Who are you, really? I wanna know


I am back again in this online journal of mine, writing everything I want because nobody’s going to read them anyway. Just planning to express my thoughts again and do not feel very guilty for not doing it. But, there is only one person that I know, that is there, on the other side of the screen reading this. Other than I want to say thank you, I would like to get to know who you really are if it’s okay for you. Just type down something, anything, literally whatever you want, so that I can finally see you, okay? You know you can always say it is not okay for you and that I am being overdramatic or something like that. It is very easy if you want to keep pretending that you have no idea that I want to know who you are. Or probably the internet has some kind of error system or something that there is actually nobody reading my post, that the one I am writing this message for does not actually exist. You know, things can happen.

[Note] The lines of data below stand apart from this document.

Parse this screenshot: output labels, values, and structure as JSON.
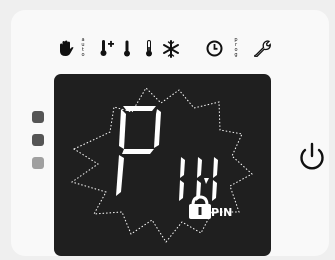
{
  "panel": {
    "mode_icons": [
      {
        "name": "manual-hand-icon"
      },
      {
        "name": "auto-mode-icon",
        "text": "auto"
      },
      {
        "name": "comfort-plus-thermometer-icon"
      },
      {
        "name": "eco-thermometer-icon"
      },
      {
        "name": "low-thermometer-icon"
      },
      {
        "name": "frost-snowflake-icon"
      }
    ],
    "right_icons": [
      {
        "name": "clock-icon"
      },
      {
        "name": "program-icon",
        "text": "prog"
      },
      {
        "name": "wrench-settings-icon"
      }
    ],
    "leds": [
      {
        "name": "led-1",
        "color": "#555555"
      },
      {
        "name": "led-2",
        "color": "#555555"
      },
      {
        "name": "led-3",
        "color": "#a0a0a0"
      }
    ],
    "display": {
      "big_letter": "P",
      "small_text": "IN",
      "pin_label": "PIN",
      "background": "#1f1f1f",
      "segment_color": "#ffffff"
    },
    "power_button": {
      "icon": "power-icon"
    }
  }
}
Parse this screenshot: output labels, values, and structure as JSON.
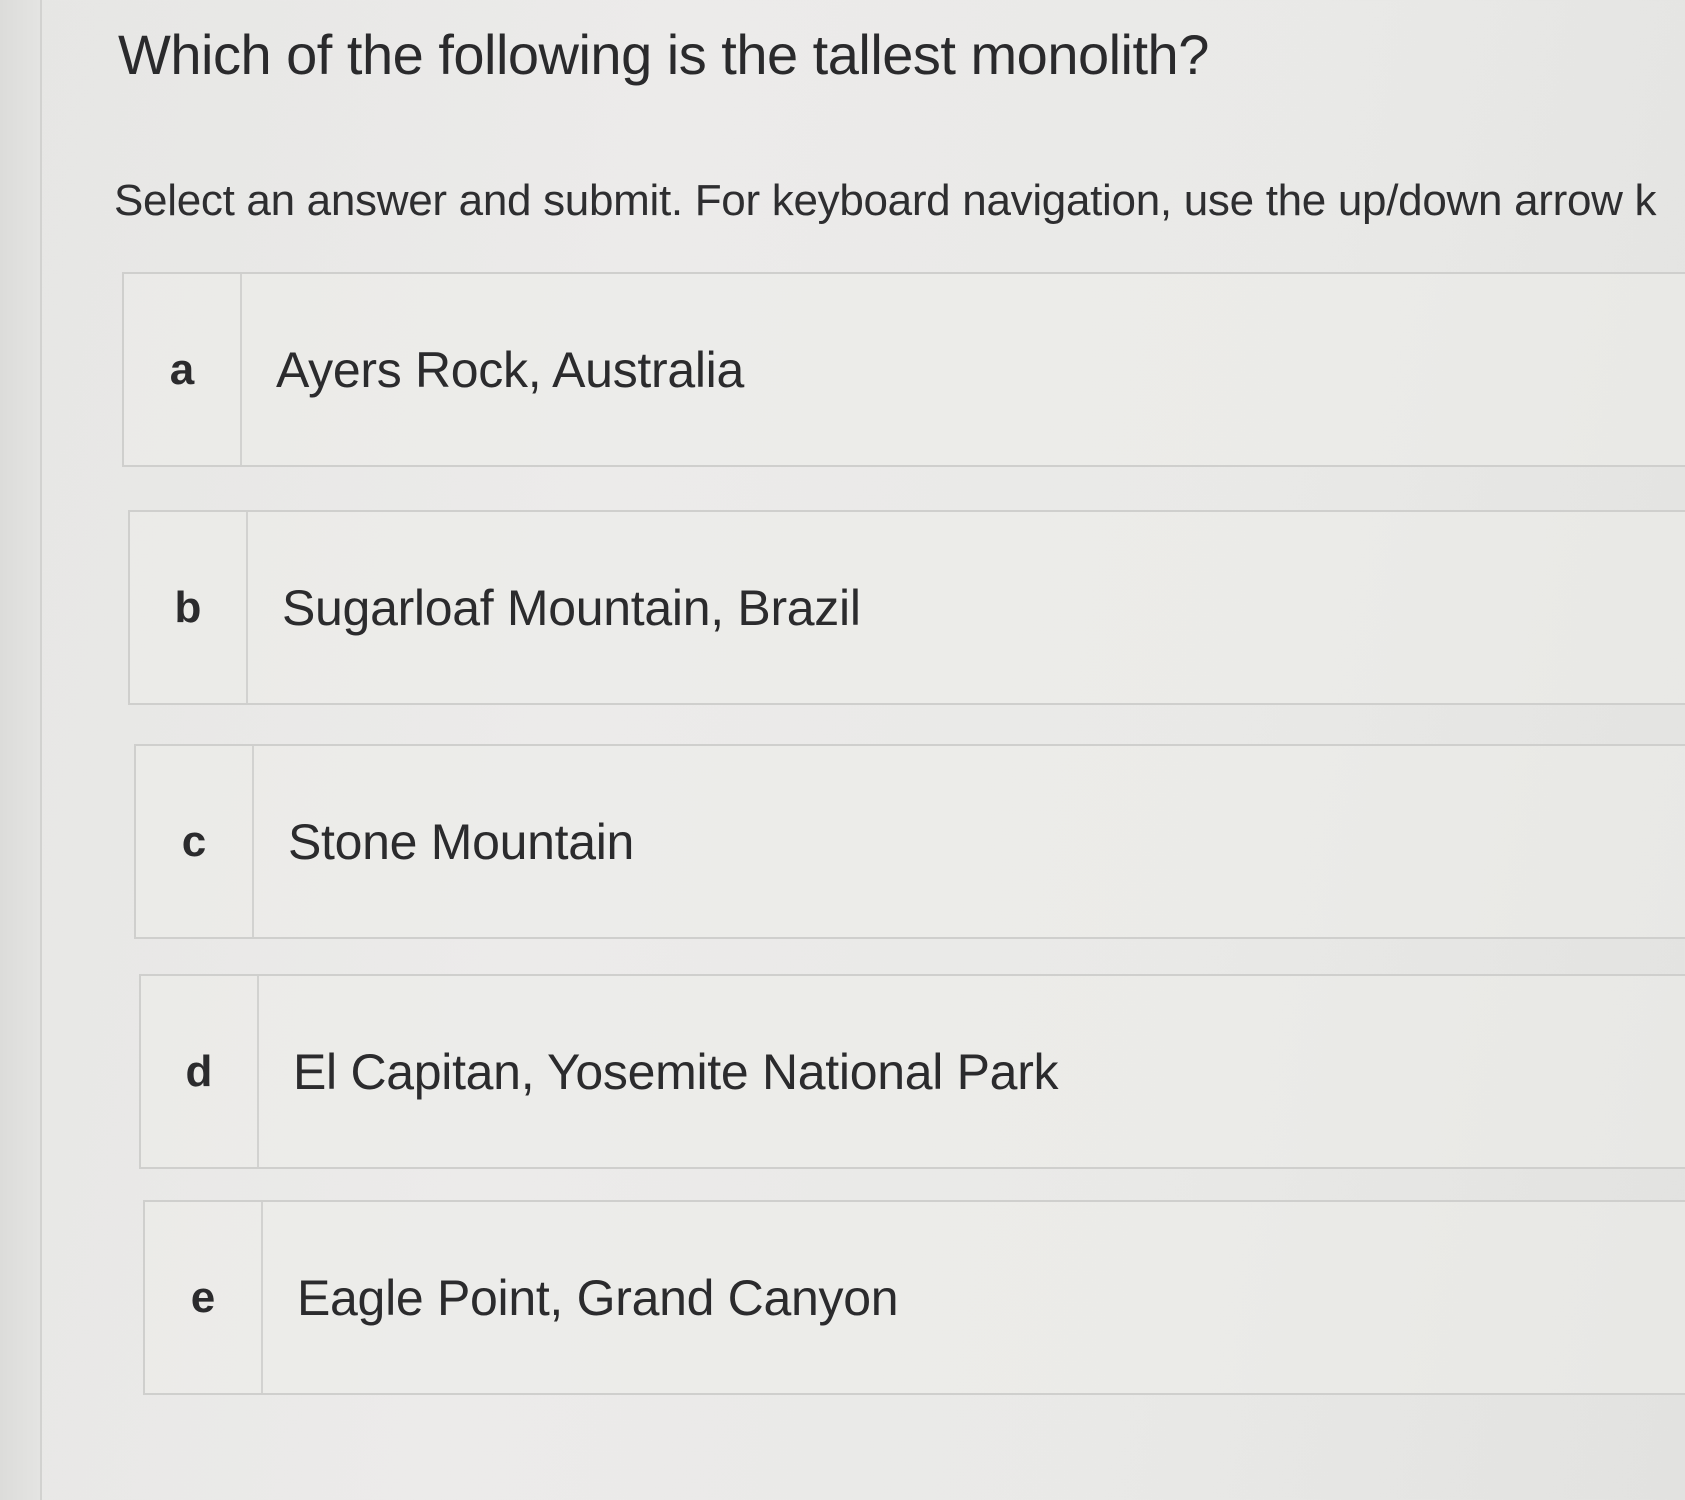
{
  "question": {
    "text": "Which of the following is the tallest monolith?"
  },
  "instructions": {
    "text": "Select an answer and submit. For keyboard navigation, use the up/down arrow k"
  },
  "options": [
    {
      "letter": "a",
      "text": "Ayers Rock, Australia"
    },
    {
      "letter": "b",
      "text": "Sugarloaf Mountain, Brazil"
    },
    {
      "letter": "c",
      "text": "Stone Mountain"
    },
    {
      "letter": "d",
      "text": "El Capitan, Yosemite National Park"
    },
    {
      "letter": "e",
      "text": "Eagle Point, Grand Canyon"
    }
  ]
}
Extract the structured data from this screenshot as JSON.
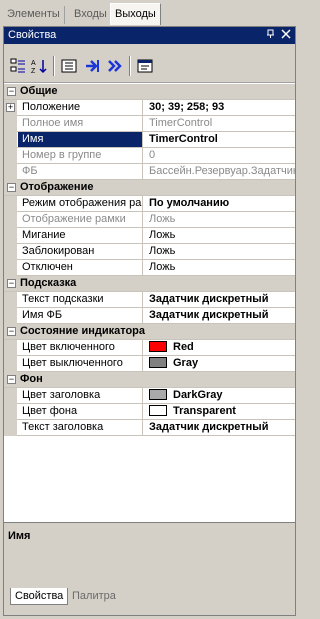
{
  "top_tabs": [
    "Элементы",
    "Входы",
    "Выходы"
  ],
  "panel": {
    "title": "Свойства",
    "pin_icon": "pin-icon",
    "close_icon": "close-icon"
  },
  "toolbar": {
    "buttons": [
      "categorized-icon",
      "alphabetical-icon",
      "properties-icon",
      "events-icon",
      "methods-icon",
      "property-pages-icon"
    ]
  },
  "grid": {
    "categories": {
      "general": "Общие",
      "display": "Отображение",
      "tooltip": "Подсказка",
      "indicator": "Состояние индикатора",
      "background": "Фон"
    },
    "general": [
      {
        "name": "Положение",
        "value": "30; 39; 258; 93"
      },
      {
        "name": "Полное имя",
        "value": "TimerControl"
      },
      {
        "name": "Имя",
        "value": "TimerControl"
      },
      {
        "name": "Номер в группе",
        "value": "0"
      },
      {
        "name": "ФБ",
        "value": "Бассейн.Резервуар.Задатчик"
      }
    ],
    "display": [
      {
        "name": "Режим отображения ра",
        "value": "По умолчанию"
      },
      {
        "name": "Отображение рамки",
        "value": "Ложь"
      },
      {
        "name": "Мигание",
        "value": "Ложь"
      },
      {
        "name": "Заблокирован",
        "value": "Ложь"
      },
      {
        "name": "Отключен",
        "value": "Ложь"
      }
    ],
    "tooltip": [
      {
        "name": "Текст подсказки",
        "value": "Задатчик дискретный"
      },
      {
        "name": "Имя ФБ",
        "value": "Задатчик дискретный"
      }
    ],
    "indicator": [
      {
        "name": "Цвет включенного",
        "value": "Red",
        "color": "#ff0000"
      },
      {
        "name": "Цвет выключенного",
        "value": "Gray",
        "color": "#808080"
      }
    ],
    "background": [
      {
        "name": "Цвет заголовка",
        "value": "DarkGray",
        "color": "#a9a9a9"
      },
      {
        "name": "Цвет фона",
        "value": "Transparent",
        "color": "#ffffff"
      },
      {
        "name": "Текст заголовка",
        "value": "Задатчик дискретный"
      }
    ]
  },
  "description": {
    "title": "Имя"
  },
  "bottom_tabs": [
    "Свойства",
    "Палитра"
  ]
}
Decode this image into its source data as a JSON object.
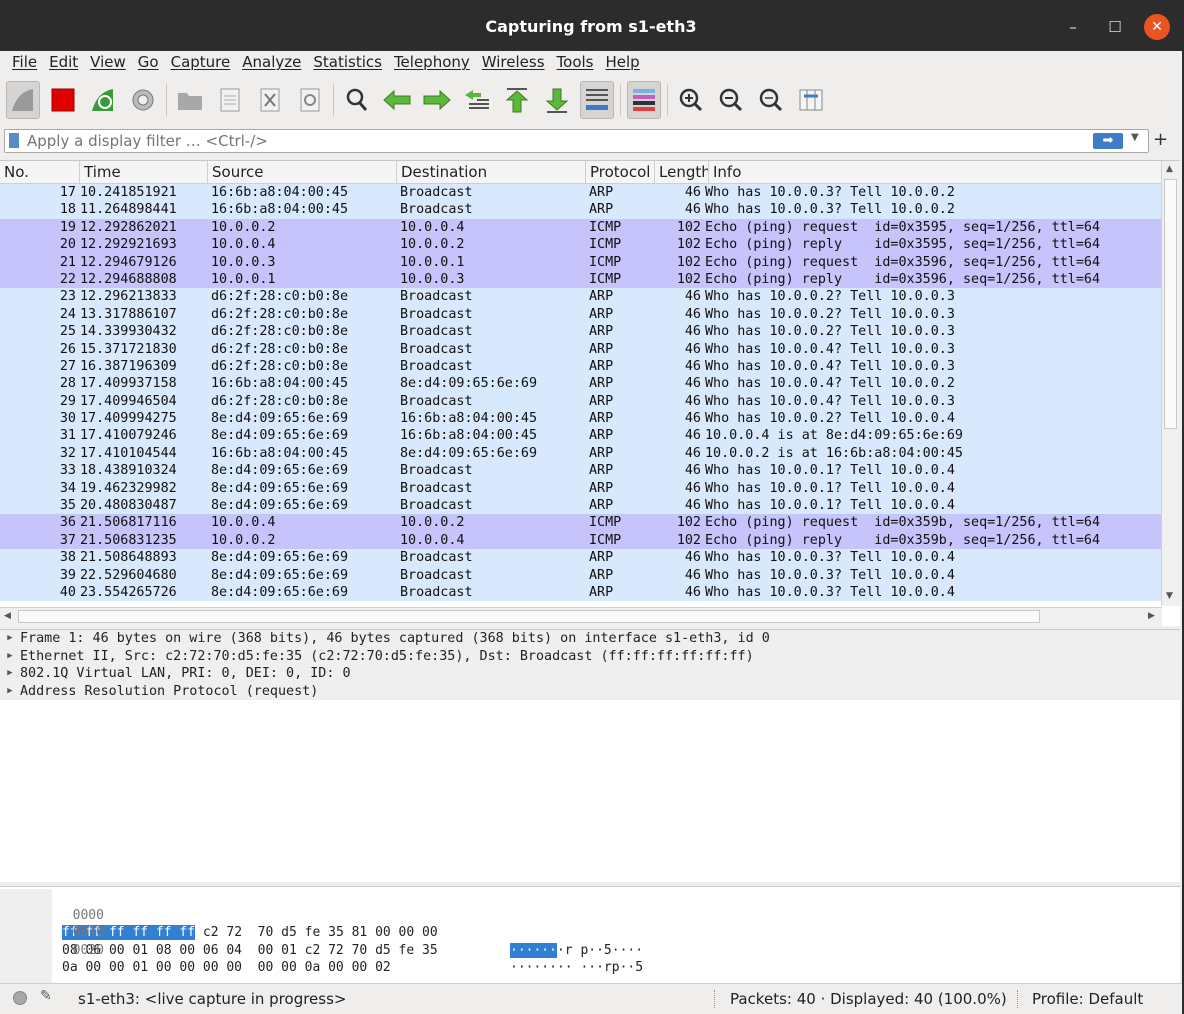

For this writing, I want to tell you about the scary window in my rented room that is probably had been the cause of me having a hard time going to bed at night. I am proudly declaring that I have been fixing things up today. I bought a pair of tape, that I actually only need one in a small amount, but they come in pair packaging so I cannot say anything about that. The tape is used to stick the several blank papers into the surface of the glass on the scary window. So, here’s the thing, I’ll break it down for you. This one and only window I have in the room has a curtain, but it is not complete, it is too short that it cannot possibly cover the window in the night, there are some spaces left in the bottom of the window. And that extra spaces freak me out, it is basically dark and black and inviting me to imagine things.

I am okay now, I feel so much better. I know that there is nothing there and that is only me being afraid of so many things. Occasionally, I like spending time in the complete darkroom, but not all the time. Just like the situation we all share together right now. Wake up to the other days that full of uncertainty. We stand together as a species that sitting on the top of the food chain on this very planet we call home. One of the lecturers in my university when I was still a student once said, the only certainty is the uncertainty. I don’t know if that quote really came from him or I read that somewhere on the internet. Well, anyways, lets back to this title of the post. I want to know you, whoever you are if you let me.